There's no reason those numbers shouldn't increase during the series, with the Magic starting 6-9 Glen Davis in Howard's absence.
Game 1 of the best-of-seven series is Saturday at Bankers Life Fieldhouse.
Hibbert's performance in the playoffs will likely play a part in how big a contract he'll receive when he becomes a restricted free agent in July.
"I don't want to start thinking it's my contract year and try to do too much and affect the game in a negative way," he said. "I'm not really thinking about that. Obviously I want to be a dominating presence."
Hibbert quickly noted that he's not the same person who had a difficult time controlling his emotions in the past, thanks to regular meetings with sports psychiatrist Dr. Chris Carr. With the urging of Carr, Hibbert kept a journal of goals he wanted to accomplish each game.
Some games it was how he wanted to perform against one of the league's best centers. In others, he would focus on making quicker moves to the basket.
"You just keep an eye on things with him," coach Frank Vogel said. "He knows his role on our team in any given game.

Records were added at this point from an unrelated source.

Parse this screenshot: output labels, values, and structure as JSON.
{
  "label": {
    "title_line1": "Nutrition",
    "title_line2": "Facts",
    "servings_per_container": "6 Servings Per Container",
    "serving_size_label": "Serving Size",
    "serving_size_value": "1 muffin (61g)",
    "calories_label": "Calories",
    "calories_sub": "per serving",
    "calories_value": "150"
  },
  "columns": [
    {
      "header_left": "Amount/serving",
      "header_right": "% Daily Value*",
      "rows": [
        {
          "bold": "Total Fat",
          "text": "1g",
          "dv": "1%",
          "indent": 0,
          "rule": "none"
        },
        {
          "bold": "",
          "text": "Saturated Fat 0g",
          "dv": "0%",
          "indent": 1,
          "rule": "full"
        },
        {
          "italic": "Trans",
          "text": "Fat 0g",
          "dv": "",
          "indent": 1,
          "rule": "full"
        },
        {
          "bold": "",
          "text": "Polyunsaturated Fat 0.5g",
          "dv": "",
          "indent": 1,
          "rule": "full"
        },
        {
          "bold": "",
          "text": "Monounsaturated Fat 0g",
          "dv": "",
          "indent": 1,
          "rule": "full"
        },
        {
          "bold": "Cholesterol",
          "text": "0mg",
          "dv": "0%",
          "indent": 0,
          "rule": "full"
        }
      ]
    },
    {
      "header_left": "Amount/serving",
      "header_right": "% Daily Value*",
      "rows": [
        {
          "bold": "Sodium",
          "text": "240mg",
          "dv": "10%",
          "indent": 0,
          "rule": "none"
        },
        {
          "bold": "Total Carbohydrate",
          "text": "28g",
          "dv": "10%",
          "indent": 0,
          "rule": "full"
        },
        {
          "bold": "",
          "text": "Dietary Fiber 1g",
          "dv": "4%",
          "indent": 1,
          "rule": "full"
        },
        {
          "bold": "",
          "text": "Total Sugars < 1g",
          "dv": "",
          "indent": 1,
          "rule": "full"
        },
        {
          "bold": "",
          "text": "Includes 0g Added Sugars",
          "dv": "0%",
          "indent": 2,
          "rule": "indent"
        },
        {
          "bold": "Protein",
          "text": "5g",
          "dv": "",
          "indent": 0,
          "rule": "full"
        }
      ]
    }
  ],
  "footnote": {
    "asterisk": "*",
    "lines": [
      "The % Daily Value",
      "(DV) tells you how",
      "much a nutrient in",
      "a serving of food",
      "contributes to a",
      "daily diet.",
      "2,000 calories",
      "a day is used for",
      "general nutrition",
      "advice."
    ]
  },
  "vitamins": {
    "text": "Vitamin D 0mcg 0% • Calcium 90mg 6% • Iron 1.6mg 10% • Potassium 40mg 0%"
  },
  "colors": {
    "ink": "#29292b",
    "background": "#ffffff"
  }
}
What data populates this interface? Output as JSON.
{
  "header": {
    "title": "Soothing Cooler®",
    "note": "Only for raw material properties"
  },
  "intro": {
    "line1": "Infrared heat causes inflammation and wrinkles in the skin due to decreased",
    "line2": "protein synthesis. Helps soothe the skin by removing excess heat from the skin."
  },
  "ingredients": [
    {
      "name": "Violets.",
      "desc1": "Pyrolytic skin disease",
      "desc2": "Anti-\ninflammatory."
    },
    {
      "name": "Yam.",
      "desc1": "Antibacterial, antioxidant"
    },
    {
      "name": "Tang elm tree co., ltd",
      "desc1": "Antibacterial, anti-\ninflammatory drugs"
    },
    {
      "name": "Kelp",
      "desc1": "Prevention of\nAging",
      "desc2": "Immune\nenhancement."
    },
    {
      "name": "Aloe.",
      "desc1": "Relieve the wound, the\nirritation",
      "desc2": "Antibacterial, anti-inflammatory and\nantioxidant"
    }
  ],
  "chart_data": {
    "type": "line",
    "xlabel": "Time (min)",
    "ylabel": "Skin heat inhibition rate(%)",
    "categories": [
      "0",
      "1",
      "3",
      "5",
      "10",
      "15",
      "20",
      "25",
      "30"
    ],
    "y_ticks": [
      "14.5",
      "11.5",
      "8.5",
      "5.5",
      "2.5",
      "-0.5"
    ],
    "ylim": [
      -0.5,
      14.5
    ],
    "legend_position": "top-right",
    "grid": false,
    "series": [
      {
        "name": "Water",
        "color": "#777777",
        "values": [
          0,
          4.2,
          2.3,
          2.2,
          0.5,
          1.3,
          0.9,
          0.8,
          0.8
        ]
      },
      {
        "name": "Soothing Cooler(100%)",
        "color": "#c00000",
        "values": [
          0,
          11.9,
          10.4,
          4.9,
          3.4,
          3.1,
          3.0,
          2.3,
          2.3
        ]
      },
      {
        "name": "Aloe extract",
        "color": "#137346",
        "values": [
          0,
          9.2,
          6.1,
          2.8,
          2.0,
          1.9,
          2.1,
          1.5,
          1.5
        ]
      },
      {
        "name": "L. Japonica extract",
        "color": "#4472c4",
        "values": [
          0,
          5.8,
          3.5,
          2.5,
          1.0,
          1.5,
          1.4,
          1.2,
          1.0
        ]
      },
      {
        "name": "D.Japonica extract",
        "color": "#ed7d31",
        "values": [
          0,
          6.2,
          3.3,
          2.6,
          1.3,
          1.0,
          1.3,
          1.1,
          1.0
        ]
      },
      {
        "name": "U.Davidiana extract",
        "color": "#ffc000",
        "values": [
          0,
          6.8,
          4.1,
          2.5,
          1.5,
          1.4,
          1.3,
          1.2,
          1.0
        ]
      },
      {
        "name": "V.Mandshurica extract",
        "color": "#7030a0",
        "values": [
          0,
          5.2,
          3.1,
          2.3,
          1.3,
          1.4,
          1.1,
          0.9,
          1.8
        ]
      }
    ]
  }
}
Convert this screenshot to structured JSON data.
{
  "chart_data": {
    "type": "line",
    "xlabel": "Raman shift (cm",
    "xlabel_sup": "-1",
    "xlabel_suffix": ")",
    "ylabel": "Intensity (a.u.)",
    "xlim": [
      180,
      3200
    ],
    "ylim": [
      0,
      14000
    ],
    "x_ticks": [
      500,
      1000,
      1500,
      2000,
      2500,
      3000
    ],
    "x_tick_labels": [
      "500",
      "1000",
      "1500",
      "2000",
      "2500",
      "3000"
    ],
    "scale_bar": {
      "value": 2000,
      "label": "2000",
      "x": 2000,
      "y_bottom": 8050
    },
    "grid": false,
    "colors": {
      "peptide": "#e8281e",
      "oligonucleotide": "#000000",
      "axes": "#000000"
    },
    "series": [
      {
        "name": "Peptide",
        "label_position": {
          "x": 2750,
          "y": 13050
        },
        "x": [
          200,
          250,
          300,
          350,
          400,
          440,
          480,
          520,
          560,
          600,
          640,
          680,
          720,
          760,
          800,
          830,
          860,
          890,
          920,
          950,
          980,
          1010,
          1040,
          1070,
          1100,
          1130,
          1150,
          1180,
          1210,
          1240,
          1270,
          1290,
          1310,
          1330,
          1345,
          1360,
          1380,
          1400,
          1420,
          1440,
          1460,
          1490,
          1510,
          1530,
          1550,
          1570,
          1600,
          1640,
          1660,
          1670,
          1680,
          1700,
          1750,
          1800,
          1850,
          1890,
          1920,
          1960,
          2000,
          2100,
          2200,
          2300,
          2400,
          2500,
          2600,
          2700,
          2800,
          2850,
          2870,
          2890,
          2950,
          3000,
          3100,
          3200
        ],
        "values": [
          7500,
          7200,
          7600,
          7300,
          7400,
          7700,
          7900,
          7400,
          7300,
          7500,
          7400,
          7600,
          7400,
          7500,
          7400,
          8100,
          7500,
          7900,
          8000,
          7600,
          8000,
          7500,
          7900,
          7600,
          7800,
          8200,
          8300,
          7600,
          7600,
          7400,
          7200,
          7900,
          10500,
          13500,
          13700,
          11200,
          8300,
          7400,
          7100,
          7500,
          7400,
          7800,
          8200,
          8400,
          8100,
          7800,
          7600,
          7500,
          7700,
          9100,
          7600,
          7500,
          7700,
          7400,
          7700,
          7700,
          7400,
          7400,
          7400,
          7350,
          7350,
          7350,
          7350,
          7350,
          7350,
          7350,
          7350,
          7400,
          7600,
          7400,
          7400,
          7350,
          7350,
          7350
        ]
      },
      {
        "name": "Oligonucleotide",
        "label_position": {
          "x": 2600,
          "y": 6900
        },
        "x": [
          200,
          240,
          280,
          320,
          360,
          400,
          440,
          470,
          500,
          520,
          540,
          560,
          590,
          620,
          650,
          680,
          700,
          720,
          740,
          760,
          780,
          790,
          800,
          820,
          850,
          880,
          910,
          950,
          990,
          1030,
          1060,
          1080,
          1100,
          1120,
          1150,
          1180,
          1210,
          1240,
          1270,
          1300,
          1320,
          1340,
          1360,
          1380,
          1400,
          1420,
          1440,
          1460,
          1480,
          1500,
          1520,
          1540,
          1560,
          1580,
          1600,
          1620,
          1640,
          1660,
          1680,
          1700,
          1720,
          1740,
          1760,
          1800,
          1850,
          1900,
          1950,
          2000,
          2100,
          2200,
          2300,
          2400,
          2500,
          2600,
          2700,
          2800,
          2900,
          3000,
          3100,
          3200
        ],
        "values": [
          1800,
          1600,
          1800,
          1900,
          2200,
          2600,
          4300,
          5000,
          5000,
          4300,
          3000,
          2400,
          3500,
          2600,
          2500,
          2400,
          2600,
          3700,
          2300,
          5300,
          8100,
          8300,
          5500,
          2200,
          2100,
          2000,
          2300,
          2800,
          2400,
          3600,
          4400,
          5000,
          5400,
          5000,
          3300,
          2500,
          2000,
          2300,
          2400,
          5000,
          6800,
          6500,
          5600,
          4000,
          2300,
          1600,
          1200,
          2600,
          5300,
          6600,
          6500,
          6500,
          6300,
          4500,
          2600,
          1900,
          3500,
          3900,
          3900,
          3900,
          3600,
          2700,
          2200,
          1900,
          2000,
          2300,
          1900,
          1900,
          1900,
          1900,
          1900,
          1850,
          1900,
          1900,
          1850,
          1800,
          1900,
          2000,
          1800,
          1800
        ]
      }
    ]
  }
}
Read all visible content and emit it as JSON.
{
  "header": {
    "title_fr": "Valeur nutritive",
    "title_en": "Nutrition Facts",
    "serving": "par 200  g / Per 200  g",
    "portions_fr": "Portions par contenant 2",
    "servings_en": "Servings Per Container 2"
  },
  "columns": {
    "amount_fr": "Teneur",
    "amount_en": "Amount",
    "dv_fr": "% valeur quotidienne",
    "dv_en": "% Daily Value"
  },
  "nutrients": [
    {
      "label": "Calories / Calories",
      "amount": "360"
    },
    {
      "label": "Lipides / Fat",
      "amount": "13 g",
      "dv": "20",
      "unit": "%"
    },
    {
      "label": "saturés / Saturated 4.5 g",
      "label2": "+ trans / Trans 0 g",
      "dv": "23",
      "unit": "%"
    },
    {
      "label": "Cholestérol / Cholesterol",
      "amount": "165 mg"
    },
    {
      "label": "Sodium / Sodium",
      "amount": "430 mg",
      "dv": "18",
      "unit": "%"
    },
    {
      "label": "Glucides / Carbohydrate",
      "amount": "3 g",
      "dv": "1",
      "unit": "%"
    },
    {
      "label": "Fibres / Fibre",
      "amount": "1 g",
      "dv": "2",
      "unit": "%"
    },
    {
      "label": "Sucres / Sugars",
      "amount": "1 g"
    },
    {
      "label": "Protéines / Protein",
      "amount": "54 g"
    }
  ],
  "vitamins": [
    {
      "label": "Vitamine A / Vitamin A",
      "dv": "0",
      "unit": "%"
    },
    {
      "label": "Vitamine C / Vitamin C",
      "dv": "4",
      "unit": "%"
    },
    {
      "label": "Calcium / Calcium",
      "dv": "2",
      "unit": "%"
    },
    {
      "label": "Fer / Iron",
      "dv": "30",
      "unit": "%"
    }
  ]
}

You just try to define it clearly and then if it looks like he's trying to do too much, you just address it and tell him to play within himself and make him understand what has led to his success."
The Pacers have a balanced scoring attack, but it's Hibbert who wants to shoulder the majority of the load.
He often apologized to his teammates when he felt like he didn't play up to expectations during games in the regular season. But instead of letting things linger as he did in the past, Hibbert did his best to move on to the next game.
"He's very driven in terms of wanting the guys on the team to depend on him and knowing we can count on him," forward David West said. "He wants to be counted one. There have been games where he's apologized. That's very rare in a league full of egos.
"His willingness to want to be depended on and that he wants the team and the guys to know he's there and he's going to carry his share of the load . . . you have to respect a player like that."